Solving the Paradox of the Structure Specific 5'nucleases
Date: Wednesday, December 21st, 2016
Time: 11:00 AM
Location: Building 4, Room 125
Dr. Samir M. Hamdan
Division of Biological and Environmental Sciences and Engineering, King Abdullah University of Science and Technology. KSA
Structure-specific 5'-nucleases recognize a diverse range of aberrant DNA structures: nicks, gaps, flaps, bubble and four-way junctions. These pathway intermediates are highly common in DNA replication, recombination and repair but also are toxic underscoring the human diseases associated with their mutations. Recent structural and biochemical analysis have revealed potential mechanisms of DNA bending and deliberate unpairing, but these mechanisms remain controversial and their contribution to substrate specificity is largely unknown. Here I will present single molecule Förster resonance energy transfer study on the superfamily member human flap endonuclease-1 (FEN1) showing that coupling conformational changes on both FEN1 and substrate with active site assembly controls its catalytic selectivity. This coupling is mutual when encountering cognate substrate and stabilizes a transition state that has been thoroughly vetted by multiple checks and cleaves without missed opportunity. While noncognate substrates disrupt this coupling and drastically reduced its probability to assemble a catalytically competent active site. These results provide the first example of how catalytic selectivity is achieved in structure specific nucleases without relying on a specific DNA sequence or even non-conical nucleotide.

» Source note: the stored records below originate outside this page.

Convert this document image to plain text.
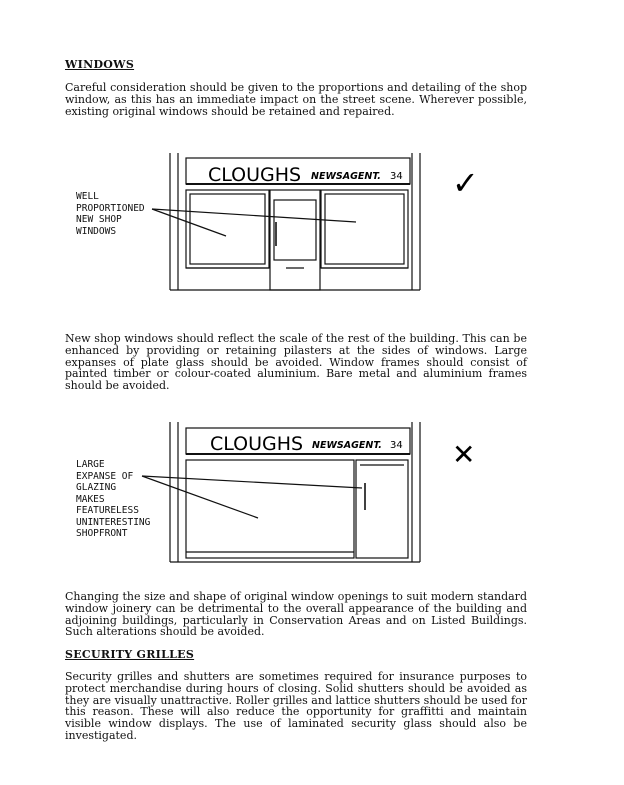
WINDOWS

Careful consideration should be given to the proportions and detailing of the shop window, as this has an immediate impact on the street scene. Wherever possible, existing original windows should be retained and repaired.

CLOUGHS NEWSAGENT. 34 ✓

WELL
PROPORTIONED
NEW SHOP
WINDOWS

New shop windows should reflect the scale of the rest of the building. This can be enhanced by providing or retaining pilasters at the sides of windows. Large expanses of plate glass should be avoided. Window frames should consist of painted timber or colour-coated aluminium. Bare metal and aluminium frames should be avoided.

CLOUGHS NEWSAGENT. 34 ✕

LARGE
EXPANSE OF
GLAZING
MAKES
FEATURELESS
UNINTERESTING
SHOPFRONT

Changing the size and shape of original window openings to suit modern standard window joinery can be detrimental to the overall appearance of the building and adjoining buildings, particularly in Conservation Areas and on Listed Buildings. Such alterations should be avoided.

SECURITY GRILLES

Security grilles and shutters are sometimes required for insurance purposes to protect merchandise during hours of closing. Solid shutters should be avoided as they are visually unattractive. Roller grilles and lattice shutters should be used for this reason. These will also reduce the opportunity for graffitti and maintain visible window displays. The use of laminated security glass should also be investigated.
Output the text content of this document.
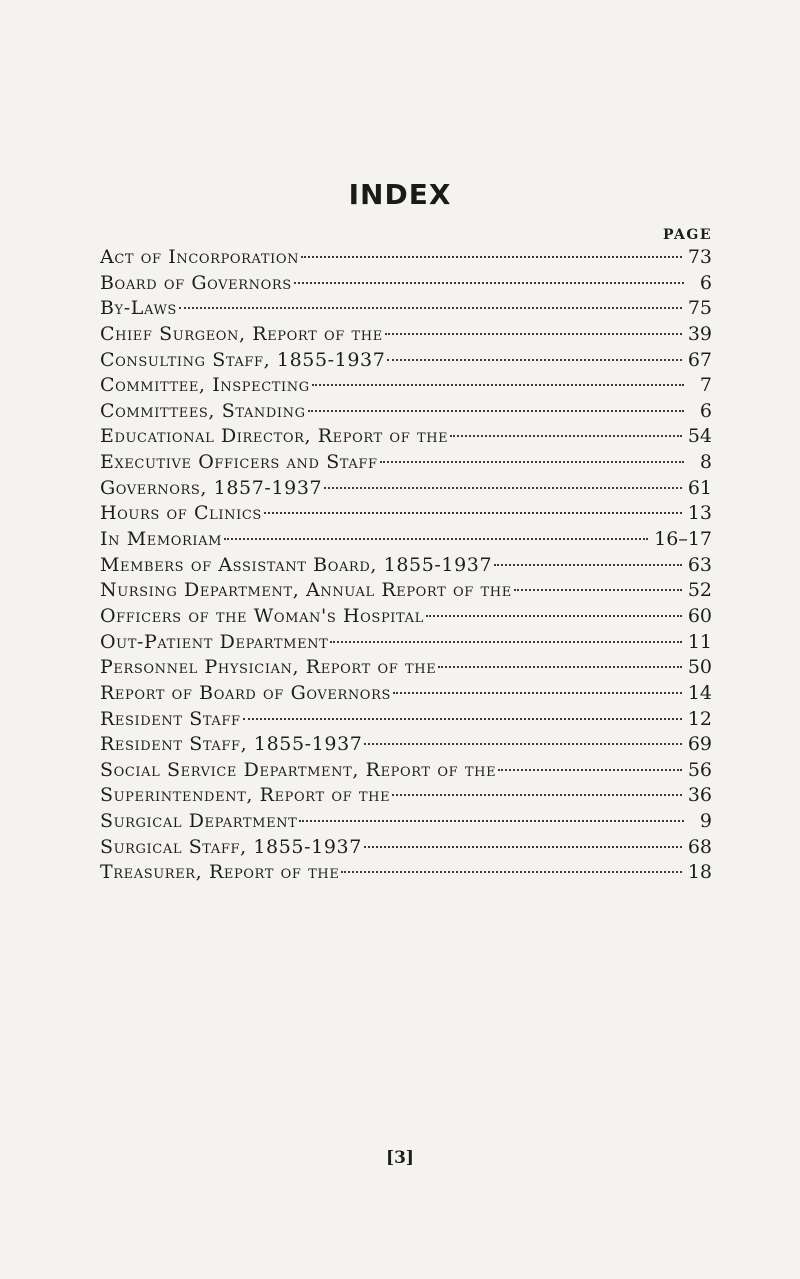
INDEX
PAGE
Act of Incorporation	73
Board of Governors	6
By-Laws	75
Chief Surgeon, Report of the	39
Consulting Staff, 1855-1937	67
Committee, Inspecting	7
Committees, Standing	6
Educational Director, Report of the	54
Executive Officers and Staff	8
Governors, 1857-1937	61
Hours of Clinics	13
In Memoriam	16–17
Members of Assistant Board, 1855-1937	63
Nursing Department, Annual Report of the	52
Officers of the Woman's Hospital	60
Out-Patient Department	11
Personnel Physician, Report of the	50
Report of Board of Governors	14
Resident Staff	12
Resident Staff, 1855-1937	69
Social Service Department, Report of the	56
Superintendent, Report of the	36
Surgical Department	9
Surgical Staff, 1855-1937	68
Treasurer, Report of the	18
[3]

Prof Hamdan finished his PhD from Australian National University (Canberra) and did his postdoctoral studies at Harvard Medical School. In 2009, he started his academic career as an Assistant Professor at King Abdullah University of Science Technology and is currently an Associate Professor of Biosciences. His research interest focuses on understanding the molecular mechanisms involved in DNA replication and its interplay with other process such as repair and recombination. By combining biochemical, biophysical, and structural tools with the real time observation of single-molecule imaging techniques he aims to advance our understanding of the molecular mechanisms underlying these processes.
All faculty, researchers and graduate students are invited to attend.
There will be a get-together with refreshments at 10:45-11:00 a.m.